I’m going to ask you to think about the reality of professional ethics in a challenging business environment and highlight an uncomfortable but real decision we will all as employers need to make at some point if we are acting ethically.
I’ve been a professional recruiter for 17 years, so I’ve dealt with a lot of companies over that time and I gotten to see how each company operates in a number of areas. How the leadership undertakes decisions at various points in the lifecycle of a business including recruiting, retaining staff, strategy & planning etc. Through this experience I have witnessed that professional ethics come into play at all the most critical times for a business even if we’re not consciously aware of it.
- Hiring and firing
- Employee development, e.g. promotion
- Winning new business
- Credit control in a tough financial landscape
- Strategy and planning.
At all these points there will be differing views and opinions on the right way forward for a business and therefore potential conflict which will be influenced by the ethics of the business. If we are interested in operating ethically and successfully, we must accept that ethical decisions come with this conflict.

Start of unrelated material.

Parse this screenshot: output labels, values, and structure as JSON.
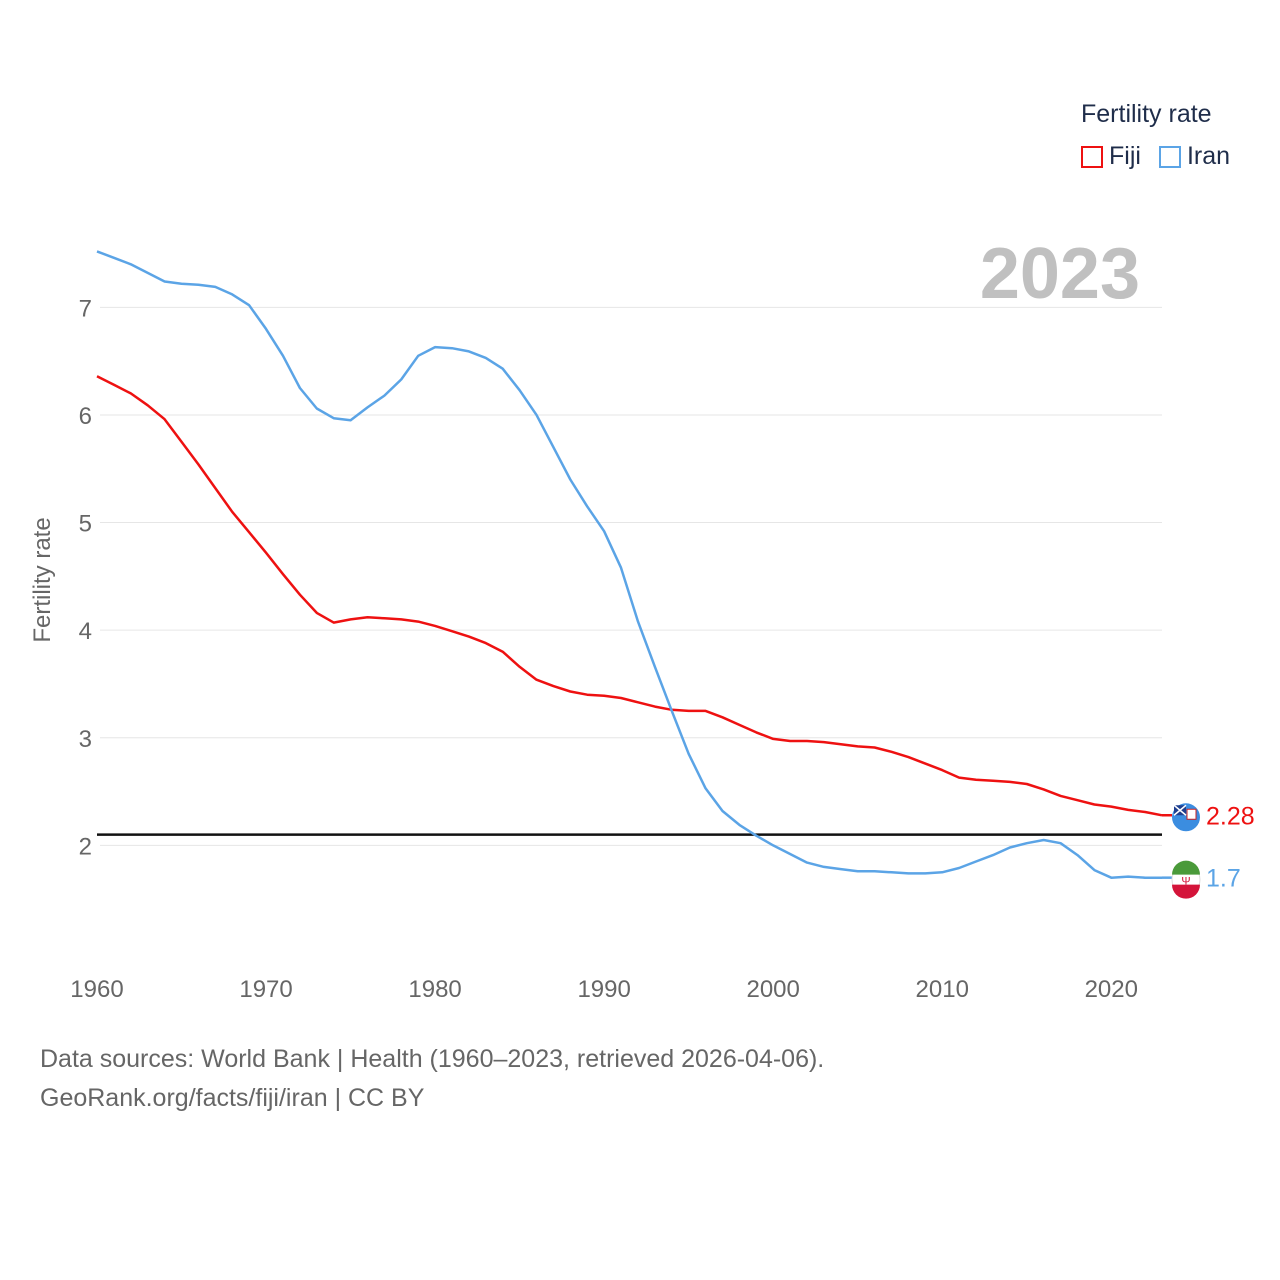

For this article I want to focus on the recruitment and retention stage that all businesses go through and I want to start with an example of an approach to this that I heard recently from Sir Ranulph Fiennes.He has spent decades hiring people to take on challenging adventures in harsh and dangerous conditions so he knows selection is key. He talks about choosing people based on their key motivation: if they have a single key motivator they are more likely to succeed in their goals which should align with the mission they, and you, are on together. This also works in a traditional business environment as people’s motivators should align with, support or compliment your businesses professional ethics. However, when a mistake is made in selection Sir Ran fires people immediately! For him having the right people in a team could be a literal matter of life or death on an arctic expedition across the ice hence the immediacy of his actions to protect the rest of the team. It is ethical to protect the team and the business by firing people that do not fit with your mission and your professional ethics.
The road to ethical hiring and firing
Organisations often come to reflect their leadership and the values of that leadership but a business is not an individual so the ethics of a business will be born from every employee and have wide reaching implications. Therefore to have an ethical business you will need to agree as a whole what your ethics are and then only recruit and retain those people that can demonstrate those values. Otherwise it’s time to take the Fiennes approach or to put it another popular way hire slow and fire fast.
This might not feel or sound very ethical. Does it feel right to be discussing firing people at the moment you’re trying to be more ethical as a business and as an employer? It makes it harder to commit to a set of guidelines or a charter when you start to think about this side of the equation because your guidelines must allow for this uncomfortable scenario. Our professional ethics mean we must accept that taking a stand means some people will disagree with what we stand for as a business.
I’m not advocating no second chances, and a good recruitment process should include sufficient tests and conversations to be as sure as humanly possible that you’ve made the right decision. It is also the responsibility of the applicant to be sure the role is right for them and they share in this decision. Currently new applicants have more choice than hirers due to the volume of vacancies in the UK job market so they are even more responsible for making the right decision. As a recruiter it’s my job to help guide them to that right decision by being aware of the ethics of the clients I work with and the motivators and ethics of the applicant. My own professional ethics mean that I will be honest and as transparent as possible in this process.
So, in summary, if you a set of professional ethics that the whole company and its people reflects and believes in and an ethical recruitment process, then you also need to know what happens when it goes wrong and how quickly you will act to correct things. Part of being an ethical business is accepting that you will have to let people go because they don’t meet the professional ethical standard that you and the team have set. It’s vital to protect your team when you’re on your business adventure crossing the commercial ice by ensuring that you’re tied to the right people!
James Parkin is Associate Director at Eximius Group.